Dalworthington Gardens is a largely Republican jurisdiction in modern times, having supported the GOP in the last six presidential elections, and the last seven Texas gubernatorial elections.

Dalworthington Gardens city vote by party in presidential elections
| Year | Democratic | Republican | Third Parties |
| 2020 | 32.96% 467 | 67.04% 950 | 0.00% 0 |
| 2016 | 26.32% 348 | 68.91% 911 | 4.77% 63 |
| 2012 | 22.48% 305 | 75.76% 1,028 | 1.77% 24 |
| 2008 | 25.09% 352 | 73.98% 1,038 | 0.93% 13 |
| 2004 | 21.58% 311 | 77.10% 1,111 | 1.32% 19 |
| 2000 | 22.66% 261 | 73.96% 852 | 3.39% 39 |

Dalworthington Gardens city vote by party in gubernatorial elections
| Year | Democratic | Republican | Third Parties |
| 2022 | 31.61% 378 | 67.39% 806 | 1.00% 12 |
| 2018 | 23.52% 294 | 75.28% 941 | 1.20% 15 |
| 2014 | 24.46% 236 | 74.61% 720 | 0.93% 9 |
| 2010 | 22.05% 204 | 74.16% 686 | 3.78% 35 |
| 2006 | 19.83% 190 | 51.36% 492 | 28.81% 276 |
| 2002 | 24.34% 223 | 74.34% 681 | 5.32% 12 |
| 1998 | 17.69% 133 | 81.38% 612 | 0.93% 7 |

==Education==

===Public education===
Dalworthington Gardens lies within the Arlington Independent School District.
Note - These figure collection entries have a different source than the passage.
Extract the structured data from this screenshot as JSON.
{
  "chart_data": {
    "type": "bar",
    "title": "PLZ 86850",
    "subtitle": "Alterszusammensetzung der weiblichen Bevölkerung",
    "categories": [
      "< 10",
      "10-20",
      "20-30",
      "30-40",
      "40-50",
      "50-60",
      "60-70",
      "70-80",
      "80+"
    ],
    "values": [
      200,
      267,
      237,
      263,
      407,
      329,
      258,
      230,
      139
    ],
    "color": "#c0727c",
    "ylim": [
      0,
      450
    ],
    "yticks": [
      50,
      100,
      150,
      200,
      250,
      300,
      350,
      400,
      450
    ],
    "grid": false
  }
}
Dalworthington Gardens is served by Key Elementary School, Gunn Junior High School, Martin High School, and Arlington High School.

In Texas, school district boundaries do not always follow city and county boundaries because all aspects of the school district government apparatus, including school district boundaries, are independent from the city and county government. In the case of Dalworthington Gardens, no independent school district was ever established. The proximity of the already established Arlington ISD led to the entirety of Dalworthington Gardens being served by the AISD since the middle of the 20th century.

===Colleges and universities===
No colleges or universities are located in this community, but the town lies in proximity to the University of Texas at Arlington. The community is also served by the Tarrant County College district of junior colleges, which has campuses located in some surrounding cities.